COUR D’APPEL D’AIX-EN-PROVENCE

Chambre 1-7

ARRÊT AU FOND

DU 23 JUIN 2022

N° 2022/ 276

Rôle N° RG 19/11950 – N° Portalis DBVB-V-B7D-BEUYD

SCI PIERRE ALBERT

C/

[N] [R]

Copie exécutoire délivrée

le :

à :

Me Nino PARRAVICINI

Me Monica GRASSO

Décision déférée à la Cour :

Jugement du Tribunal d’Instance de MENTON en date du 11 Juin 2019 enregistré(e) au répertoire général sous le n° 1119-102.

APPELANTE

SCI PIERRE ALBERT, demeurant [Adresse 1]

représentée par Me Nino PARRAVICINI de la SELARL NINO PARRAVICINI, avocat au barreau de NICE

INTIMEE

Madame [N] [R], demeurant [Adresse 2]

représentée par Me Monica GRASSO, avocat au barreau de NICE

*-*-*-*-*

COMPOSITION DE LA COUR

L’affaire a été débattue le 04 Mai 2022 en audience publique devant la cour composée de :

Madame Carole DAUX-HARAND, Présidente de chambre

Madame Carole MENDOZA, Conseillère,

Madame Mireille CAURIER-LEHOT, Conseillère

qui en ont délibéré.

Greffier lors des débats : Mme Natacha BARBE.

Les parties ont été avisées que le prononcé de la décision aurait lieu par mise à disposition au greffe le 23 Juin 2022.

ARRÊT

Contradictoire,

Prononcé par mise à disposition au greffe le 23 Juin 2022,

Signé par Madame Carole DAUX-HARAND, Présidente de chambre et Mme Natacha BARBE, greffier auquel la minute de la décision a été remise par le magistrat signataire.

***

EXPOSÉ DU LITIGE

La SCI PIERRE ALBERT est propriétaire d’un local sis [Adresse 1].

Ce bien a été visité par Mesdames [J] [R], [V] [M], [W] [C] et [S] [G].

Par acte sous seing privé du 04 décembre 2017, intitulé ‘compromis’ signé par Madame [R] au nom de la société civile de moyens désignée sous l’appellation ‘cabinet paramédical Carnot’ dont il était indiqué que les statuts étaient en cours de formation, représentée par Mesdames [R], [M] [C] et [G], cette société s’engageait à l’égard de la SCI PIERRE ALBERT représentée par Madame [E] à louer l’appartement du [Adresse 1] et versait ‘un acompte sur caution’ de 500 euros, en attente de la signature définitive du bail.

Un document signé par les mêmes parties, le même jour, intitulé ‘réservation de location’ faisait état de ce que la SCI PIERRE ALBERT convenait de réserver le local professionnel du [Adresse 1] (4ème étage) pour la société civile de moyens dont les statuts étaient en cours d’élaboration, à compter du 15 décembre 2017, pour un loyer de 1600 euros et que le bail professionnel était consenti pour une durée de six ans.

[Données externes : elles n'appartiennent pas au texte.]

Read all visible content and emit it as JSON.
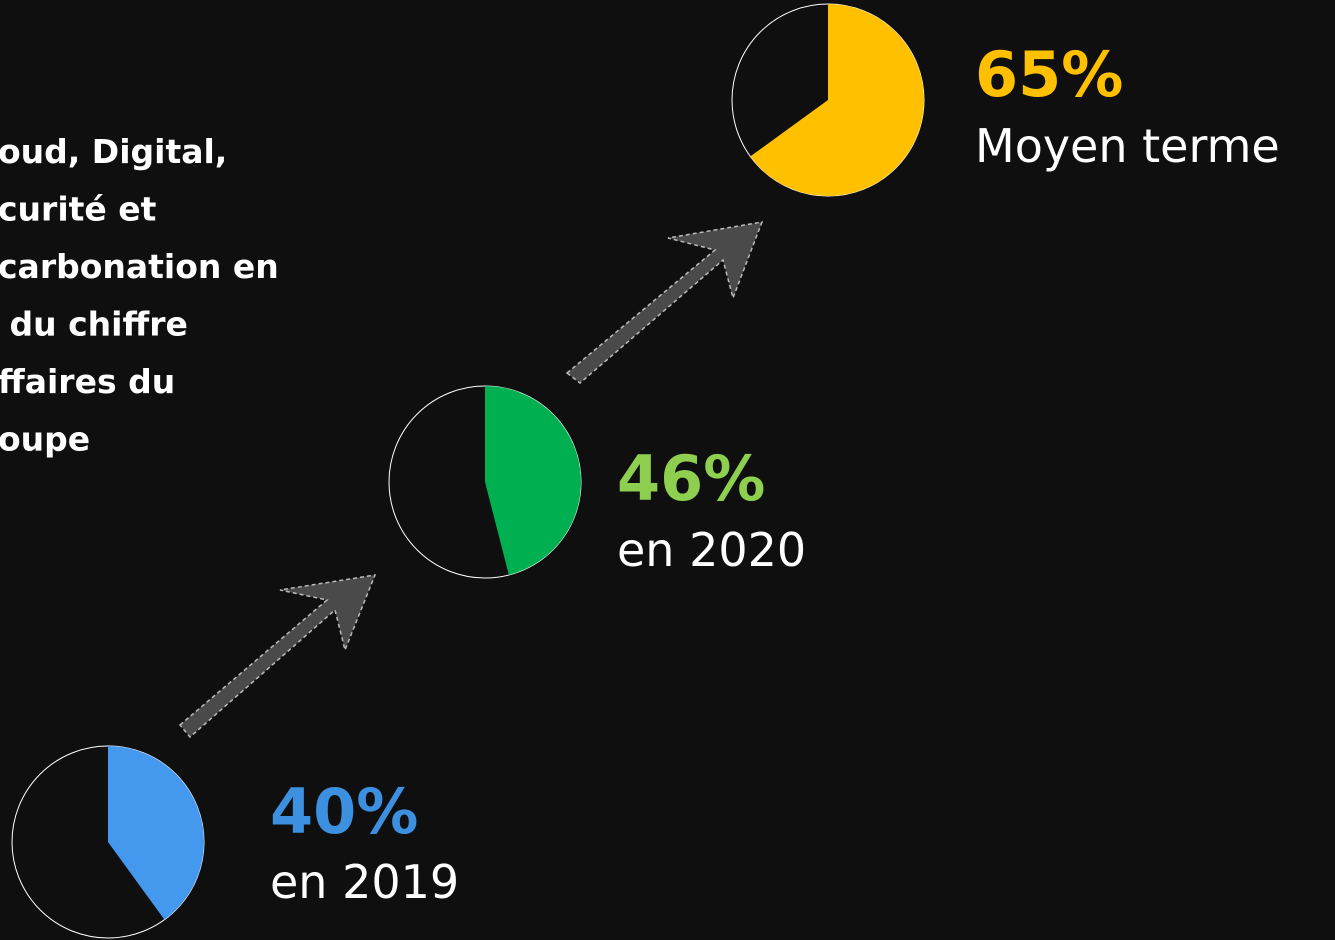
{
  "description": [
    "oud, Digital,",
    "curité et",
    "carbonation en",
    " du chiffre",
    "ffaires du",
    "oupe"
  ],
  "chart_data": [
    {
      "type": "pie",
      "values": [
        40
      ],
      "value_labels": [
        "40%"
      ],
      "caption": "en 2019",
      "colors": [
        "#4499ee"
      ],
      "label_color": "#3d8fe0"
    },
    {
      "type": "pie",
      "values": [
        46
      ],
      "value_labels": [
        "46%"
      ],
      "caption": "en 2020",
      "colors": [
        "#00b050"
      ],
      "label_color": "#8fcf4f"
    },
    {
      "type": "pie",
      "values": [
        65
      ],
      "value_labels": [
        "65%"
      ],
      "caption": "Moyen terme",
      "colors": [
        "#ffc000"
      ],
      "label_color": "#ffc000"
    }
  ]
}
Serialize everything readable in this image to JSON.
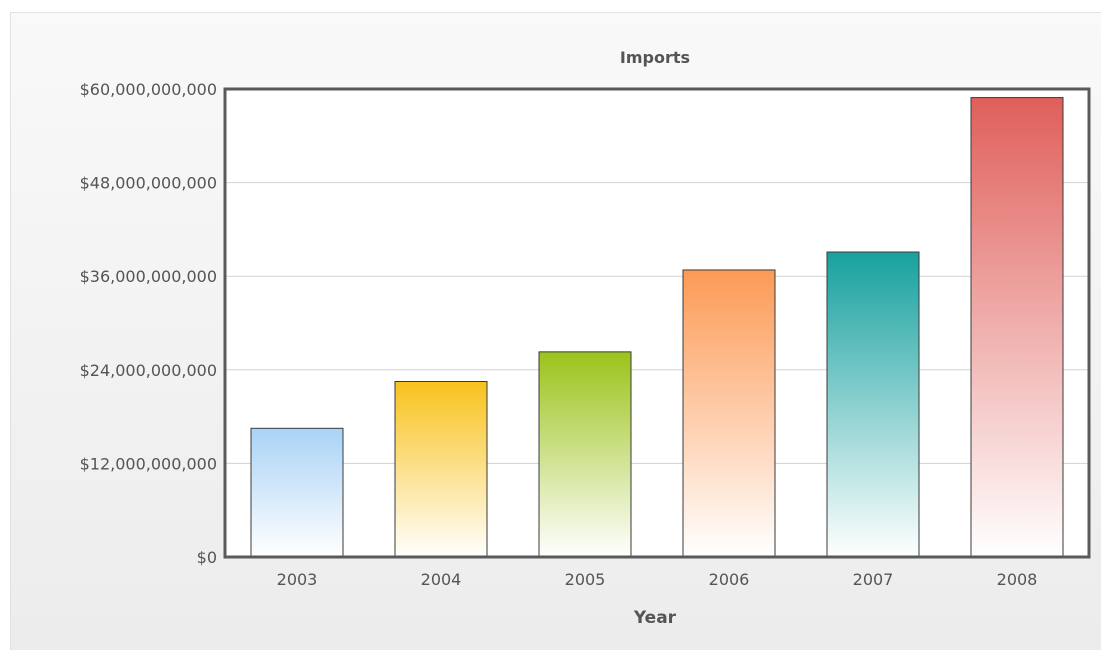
{
  "chart_data": {
    "type": "bar",
    "title": "Imports",
    "xlabel": "Year",
    "ylabel": "",
    "categories": [
      "2003",
      "2004",
      "2005",
      "2006",
      "2007",
      "2008"
    ],
    "values": [
      16500000000,
      22500000000,
      26300000000,
      36800000000,
      39100000000,
      58900000000
    ],
    "ylim": [
      0,
      60000000000
    ],
    "yticks": [
      0,
      12000000000,
      24000000000,
      36000000000,
      48000000000,
      60000000000
    ],
    "ytick_labels": [
      "$0",
      "$12,000,000,000",
      "$24,000,000,000",
      "$36,000,000,000",
      "$48,000,000,000",
      "$60,000,000,000"
    ],
    "grid": true,
    "legend": "none",
    "bar_colors": [
      "#a9d3f5",
      "#f8c21c",
      "#9bc31a",
      "#fc9a55",
      "#17a19f",
      "#e05f5a"
    ]
  }
}
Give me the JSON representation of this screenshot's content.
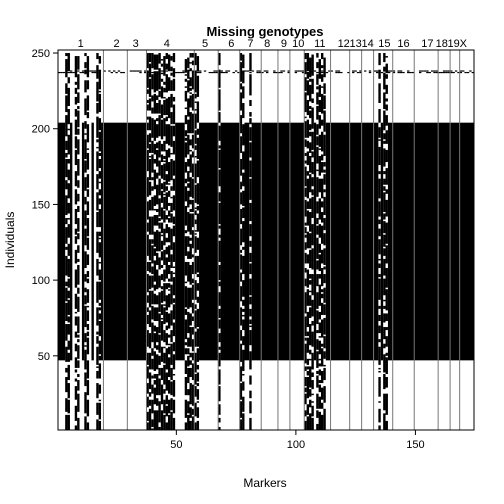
{
  "chart_data": {
    "type": "heatmap",
    "title": "Missing genotypes",
    "xlabel": "Markers",
    "ylabel": "Individuals",
    "xlim": [
      0.5,
      174.5
    ],
    "ylim": [
      1,
      252
    ],
    "x_ticks": [
      50,
      100,
      150
    ],
    "y_ticks": [
      50,
      100,
      150,
      200,
      250
    ],
    "chromosomes": [
      {
        "name": "1",
        "start": 1,
        "end": 19,
        "label_at": 10
      },
      {
        "name": "2",
        "start": 20,
        "end": 29,
        "label_at": 25
      },
      {
        "name": "3",
        "start": 30,
        "end": 37,
        "label_at": 33
      },
      {
        "name": "4",
        "start": 38,
        "end": 57,
        "label_at": 46
      },
      {
        "name": "5",
        "start": 58,
        "end": 67,
        "label_at": 62
      },
      {
        "name": "6",
        "start": 68,
        "end": 76,
        "label_at": 73
      },
      {
        "name": "7",
        "start": 77,
        "end": 85,
        "label_at": 81
      },
      {
        "name": "8",
        "start": 86,
        "end": 92,
        "label_at": 88
      },
      {
        "name": "9",
        "start": 93,
        "end": 97,
        "label_at": 95
      },
      {
        "name": "10",
        "start": 98,
        "end": 103,
        "label_at": 101
      },
      {
        "name": "11",
        "start": 104,
        "end": 114,
        "label_at": 110
      },
      {
        "name": "12",
        "start": 115,
        "end": 122,
        "label_at": 120
      },
      {
        "name": "13",
        "start": 123,
        "end": 127,
        "label_at": 125
      },
      {
        "name": "14",
        "start": 128,
        "end": 132,
        "label_at": 130
      },
      {
        "name": "15",
        "start": 133,
        "end": 140,
        "label_at": 137
      },
      {
        "name": "16",
        "start": 141,
        "end": 149,
        "label_at": 145
      },
      {
        "name": "17",
        "start": 150,
        "end": 159,
        "label_at": 155
      },
      {
        "name": "18",
        "start": 160,
        "end": 164,
        "label_at": 161
      },
      {
        "name": "19",
        "start": 165,
        "end": 168,
        "label_at": 166
      },
      {
        "name": "X",
        "start": 169,
        "end": 174,
        "label_at": 170
      }
    ],
    "missing_individuals_block": [
      47,
      204
    ],
    "fully_missing_marker_ranges": [
      [
        1,
        3
      ],
      [
        6,
        6
      ],
      [
        11,
        11
      ],
      [
        15,
        15
      ],
      [
        19,
        37
      ],
      [
        50,
        53
      ],
      [
        60,
        67
      ],
      [
        69,
        76
      ],
      [
        79,
        80
      ],
      [
        82,
        103
      ],
      [
        108,
        108
      ],
      [
        113,
        134
      ],
      [
        136,
        136
      ],
      [
        139,
        174
      ]
    ],
    "sparse_missing_marker_ranges": [
      [
        4,
        5
      ],
      [
        8,
        9
      ],
      [
        12,
        13
      ],
      [
        17,
        18
      ],
      [
        38,
        49
      ],
      [
        54,
        57
      ],
      [
        58,
        59
      ],
      [
        68,
        68
      ],
      [
        77,
        78
      ],
      [
        81,
        81
      ],
      [
        104,
        107
      ],
      [
        109,
        112
      ],
      [
        135,
        135
      ],
      [
        137,
        138
      ]
    ],
    "scattered_missing_individuals": [
      237,
      238
    ]
  }
}
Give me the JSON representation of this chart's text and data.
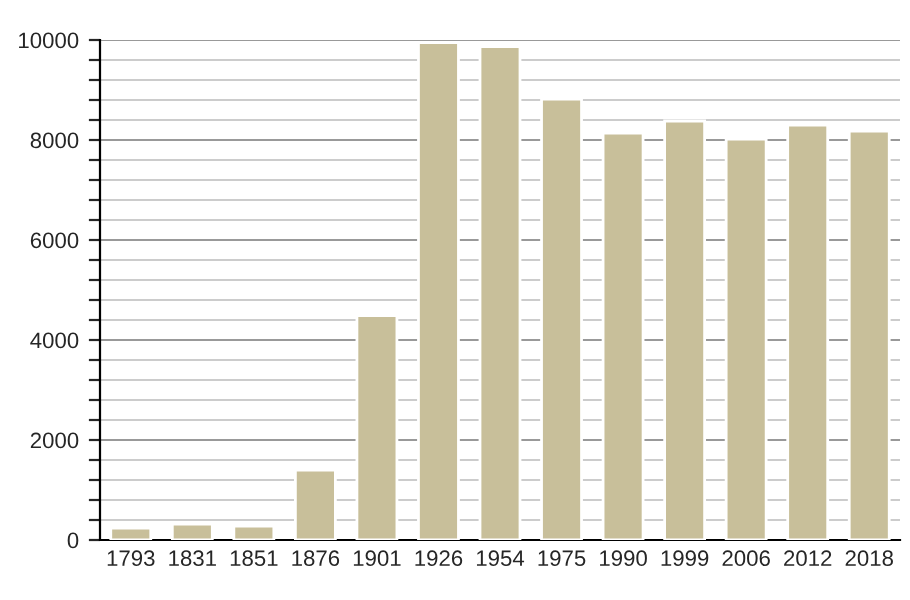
{
  "chart_data": {
    "type": "bar",
    "categories": [
      "1793",
      "1831",
      "1851",
      "1876",
      "1901",
      "1926",
      "1954",
      "1975",
      "1990",
      "1999",
      "2006",
      "2012",
      "2018"
    ],
    "values": [
      240,
      320,
      280,
      1400,
      4490,
      9950,
      9870,
      8820,
      8140,
      8380,
      8020,
      8300,
      8180
    ],
    "color": "#c8bf9a",
    "ylim": [
      0,
      10000
    ],
    "yticks": [
      0,
      {
        "value": 400,
        "label": null
      },
      {
        "value": 800,
        "label": null
      },
      {
        "value": 1200,
        "label": null
      },
      {
        "value": 1600,
        "label": null
      },
      2000,
      {
        "value": 2400,
        "label": null
      },
      {
        "value": 2800,
        "label": null
      },
      {
        "value": 3200,
        "label": null
      },
      {
        "value": 3600,
        "label": null
      },
      4000,
      {
        "value": 4400,
        "label": null
      },
      {
        "value": 4800,
        "label": null
      },
      {
        "value": 5200,
        "label": null
      },
      {
        "value": 5600,
        "label": null
      },
      6000,
      {
        "value": 6400,
        "label": null
      },
      {
        "value": 6800,
        "label": null
      },
      {
        "value": 7200,
        "label": null
      },
      {
        "value": 7600,
        "label": null
      },
      8000,
      {
        "value": 8400,
        "label": null
      },
      {
        "value": 8800,
        "label": null
      },
      {
        "value": 9200,
        "label": null
      },
      {
        "value": 9600,
        "label": null
      },
      10000
    ],
    "grid": "y"
  }
}
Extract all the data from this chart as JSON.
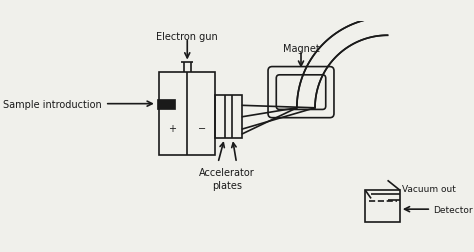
{
  "bg_color": "#f0f0eb",
  "line_color": "#1a1a1a",
  "lw": 1.2,
  "fig_width": 4.74,
  "fig_height": 2.53,
  "labels": {
    "electron_gun": "Electron gun",
    "magnet": "Magnet",
    "sample_intro": "Sample introduction",
    "accel_plates": "Accelerator\nplates",
    "vacuum_out": "Vacuum out",
    "detector": "Detector"
  },
  "font_size": 7.0
}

Il était noté la remise par la société civile de moyens de la somme de 500 euros.

Plusieurs rendez-vous de signature ont été reportés.

Par lettre recommandée avec accusé de réception du 27 décembre 2017, Madame [R] a indiqué renoncer à la signature du bail à la gérante de la SCI PIERRE ALBERT.

Par acte d’huissier du 25 mai 2018, la SCI PIERRE ALBERT a fait assigner Madame [R] aux fins principalement de la voir condamner à lui verser la somme de 4800 euros de dommages et intérêts.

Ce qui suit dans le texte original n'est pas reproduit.